Following the Arthur Andersen collapse, regulators in Europe have made their view known to their opposite numbers in the USA:
"Any reduction in the number of major audit firms could have negative implications, particularly for large companies in the U.K.," stated the U.K. Financial Services Authority, according to the FT. "We will be watching these developments very carefully." An unnamed European Commission official also told the publication: "It was already an issue going down to four [big accounting firms]. Obviously, having only three would be an even bigger problem."
KPMG has been declared too big to fail, thus bringing the big 4 auditors into the very select club of state-protected firms. The problem with this is of course the message that it sends to the world of accountancy. "If we can not be stopped, then we can do what we like."
One has to put this in context - the United States Department of Justice has taken on a tax case against KPMG. To ease the pressure against an expected DoJ indictment, KPMG has declared itself to be in the wrong (and thus made easier the costly process of civil litigation by the people they advised).
The big question is not about the particulars of the case but in how to regulate the market. The regulators are there and regulating; that's a fact, no matter how uncomfortable free market disciples find it. One of the rationales for regulation is that poor behaviour by dominating firms needs to be brought to heel. If as in some industries such as advertising there are no dominating firms, then the market can be expected to find its own solutions because the sector is spoilt for choice. However if the choice is limited to 4 large players acting in concert, we no longer have competition. Hence, regulation, so the rationale goes.
So in declining to bring KPMG to heel, regulators are simply undermining their own role. In choosing to not pursue KPMG to the fullest, they also choose to further weaken the viability of the audit in an efficient market by increasing the privilege available to the big 4.

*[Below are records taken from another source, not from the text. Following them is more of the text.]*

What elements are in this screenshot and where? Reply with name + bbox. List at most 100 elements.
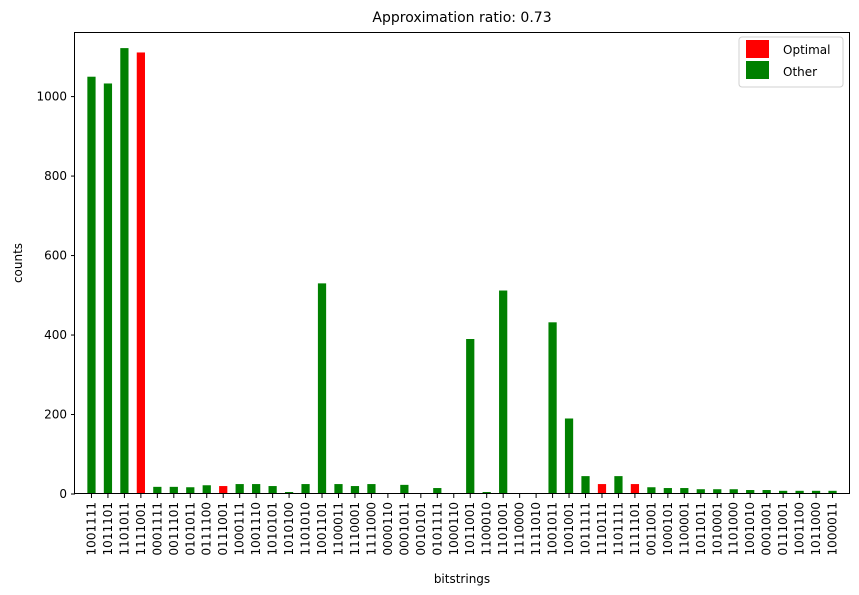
- legend-label-optimal: Optimal: [783, 43, 830, 57]
- x-tick-label: 1101010: [299, 502, 313, 555]
- bar-series: [87, 48, 837, 495]
- y-tick-label: 0: [59, 487, 67, 501]
- bar-1011101: [103, 83, 113, 494]
- bar-1001110: [252, 484, 261, 494]
- bar-1011000: [811, 490, 821, 494]
- bar-0011101: [169, 486, 178, 494]
- bar-0001001: [762, 490, 771, 494]
- bar-0001111: [153, 486, 162, 494]
- bar-1101010: [301, 484, 310, 494]
- x-tick-label: 1000111: [233, 502, 247, 555]
- bar-1110111: [597, 484, 607, 494]
- x-tick-label: 1001101: [315, 502, 329, 555]
- x-tick-label: 1011111: [579, 502, 593, 555]
- x-tick-label: 1111001: [134, 502, 148, 555]
- x-axis-label: bitstrings: [434, 572, 490, 586]
- x-tick-label: 1101011: [117, 502, 131, 555]
- bar-1001111: [87, 76, 96, 494]
- bar-0101111: [433, 488, 442, 494]
- bar-0101011: [186, 487, 195, 494]
- x-tick-label: 1011101: [101, 502, 115, 555]
- x-tick-label: 0001011: [397, 502, 411, 555]
- y-axis-label: counts: [11, 243, 25, 283]
- x-tick-label: 1011001: [463, 502, 477, 555]
- bar-1101011: [120, 48, 129, 495]
- legend-label-other: Other: [783, 65, 817, 79]
- bar-0111001: [219, 486, 228, 494]
- bar-1000011: [828, 490, 837, 494]
- x-tick-label: 1110111: [595, 502, 609, 555]
- x-tick-label: 1001011: [546, 502, 560, 555]
- x-tick-label: 1111010: [529, 502, 543, 555]
- bar-1001100: [795, 490, 804, 494]
- bar-1100001: [680, 488, 689, 494]
- plot-frame: [74, 32, 850, 494]
- x-tick-label: 1000110: [447, 502, 461, 555]
- legend-swatch-other: [746, 61, 769, 79]
- bar-1100011: [334, 484, 343, 494]
- x-tick-label: 0101111: [430, 502, 444, 555]
- x-tick-label: 1000101: [661, 502, 675, 555]
- x-axis-ticks: 1001111 1011101 1101011 1111001 0001111 00111…: [84, 494, 840, 555]
- y-tick-label: 400: [44, 328, 67, 342]
- x-tick-label: 1010101: [266, 502, 280, 555]
- bar-1011111: [581, 476, 590, 494]
- bar-0011001: [647, 487, 656, 494]
- bar-1111001: [136, 52, 145, 495]
- x-tick-label: 1011011: [694, 502, 708, 555]
- bar-1111000: [367, 484, 376, 494]
- legend: Optimal Other: [738, 36, 844, 88]
- x-tick-label: 1101001: [496, 502, 510, 555]
- x-tick-label: 1111101: [628, 502, 642, 555]
- x-tick-label: 1010100: [282, 502, 296, 555]
- bar-0001011: [400, 484, 409, 494]
- x-tick-label: 1000011: [826, 502, 840, 555]
- x-tick-label: 1010001: [710, 502, 724, 555]
- y-tick-label: 200: [44, 408, 67, 422]
- bar-1101000: [729, 489, 738, 494]
- x-tick-label: 0101011: [183, 502, 197, 555]
- chart-title: Approximation ratio: 0.73: [372, 10, 551, 26]
- x-tick-label: 1110001: [348, 502, 362, 555]
- bar-1011011: [696, 489, 705, 494]
- x-tick-label: 1101111: [611, 502, 625, 555]
- bar-1010001: [713, 489, 722, 494]
- x-tick-label: 1100010: [480, 502, 494, 555]
- bar-0111100: [202, 485, 211, 494]
- bar-1001010: [746, 490, 755, 494]
- bar-1101111: [614, 476, 623, 494]
- bar-1001101: [317, 283, 327, 494]
- y-axis-ticks: 0 200 400 600 800 1000: [36, 90, 75, 501]
- legend-swatch-optimal: [746, 40, 769, 58]
- x-tick-label: 0011001: [644, 502, 658, 555]
- x-tick-label: 0111001: [216, 502, 230, 555]
- x-tick-label: 1001001: [562, 502, 576, 555]
- x-tick-label: 0010101: [414, 502, 428, 555]
- x-tick-label: 0111100: [200, 502, 214, 555]
- x-tick-label: 1001100: [793, 502, 807, 555]
- bar-1001011: [548, 322, 557, 494]
- x-tick-label: 1011000: [809, 502, 823, 555]
- x-tick-label: 0001001: [760, 502, 774, 555]
- x-tick-label: 1111000: [364, 502, 378, 555]
- x-tick-label: 1001111: [84, 502, 98, 555]
- x-tick-label: 0001111: [150, 502, 164, 555]
- y-tick-label: 1000: [36, 90, 67, 104]
- x-tick-label: 1100011: [331, 502, 345, 555]
- bar-1001001: [564, 418, 574, 494]
- x-tick-label: 1100001: [677, 502, 691, 555]
- x-tick-label: 0011101: [167, 502, 181, 555]
- bar-1011001: [466, 339, 475, 494]
- x-tick-label: 1110000: [513, 502, 527, 555]
- bar-1101001: [499, 290, 508, 494]
- y-tick-label: 600: [44, 249, 67, 263]
- x-tick-label: 0000110: [381, 502, 395, 555]
- bar-1000101: [663, 488, 672, 494]
- bar-1110001: [350, 486, 360, 494]
- x-tick-label: 0111001: [776, 502, 790, 555]
- bar-0111001: [779, 490, 788, 494]
- x-tick-label: 1001010: [743, 502, 757, 555]
- bar-1000111: [235, 484, 244, 494]
- x-tick-label: 1001110: [249, 502, 263, 555]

Why not simply go back to the days of state-sponsored champions and declare auditing to be a protected business? The reason for this is fairly clear - regardless of the KPMG case and its predecessor Arthur Andersen, the big 4 audit sector has lost the faith of the public to deliver a viable honest service. Audits aren't trusted and for obvious agency reasons, so why are regulators bothering with both enforcing the use of an audit and letting the firms get bigger and more powerful?
(FC context - many systems are built with audits inserted to clean up the loose ends, as part of Governance. Now, if one starts from the point of view that audits are bad, one can actually do almost all the functions of audits internally and with ones own users, using modern FC techniques. But we still have to carry the cost of the mandated audit, which means that we are only interested in reducing the 'tax' paid to subsidised auditors.)
Posted by iang at July 13, 2005 08:55 AM | TrackBackOne obvious conclusion here is that - if big accountancy firms require a minimum of 4 operating to give a safe enough operating population, the goverment should be encouraging smaller firms to get together and submit tenders for large goverment contracts - to increase the number of viable alternatives and promote the growth of further competition.
I just don't expect to see it happen.
Posted by: Dave Howe at July 15, 2005 12:39 PM "The regulators are particularly concerned that the outcome could damage an
already-concentrated audit market by taking out another major player..."
What is the key problem here? I'm not familiar with the corporate audit world. Are fewer large companies bad because of the scarcity it would create? The monopoly potential?
Markets are good because they encourage strategic choice? What are the strategic choices made by a company when hiring an auditor? If it is primarily cost-based, then presumably the (real) threat massive fines would help correct the market. Alternatively, prosecutors could adopt the practice of massively investigating every client of an accused auditor, which would presumably put a market premium on Squeaky-Klean-Audit inc.
To play off Dave's point, fines could go to the promotion of smaller firms. I worry about breeding a set of firms that handle government contracts as a specialty, since that seems like a good recipe for capture.
Posted by: allan friedman at August 1, 2005 05:39 PMThe nature of the concentrated market is probably a reaction against the power that the big auditers have, as well as intensive lobbying by the firms concerned. They are called the "Big N" because they can demand and get the big accounts; there is tremendous pressure on large firms and large government buyers to buy from the brand names, because that brand carries on to their customers.
There is a fear that if we go to Big 3 then those three firms will simply have more power of the type they exhibit now.
For example, there is the Sarbanes-Oxley affair. The big audit firms lobbied for this, and now it's here. The costs are clear, the benefits are not. Only the big auditors are clear winners in the expansion of what is basically bureaucratic territory. Nobody's much expecting this to stave off the next WorldCom, it's fighting the last generation's battles, so what's the point? And who were the people that did this to us?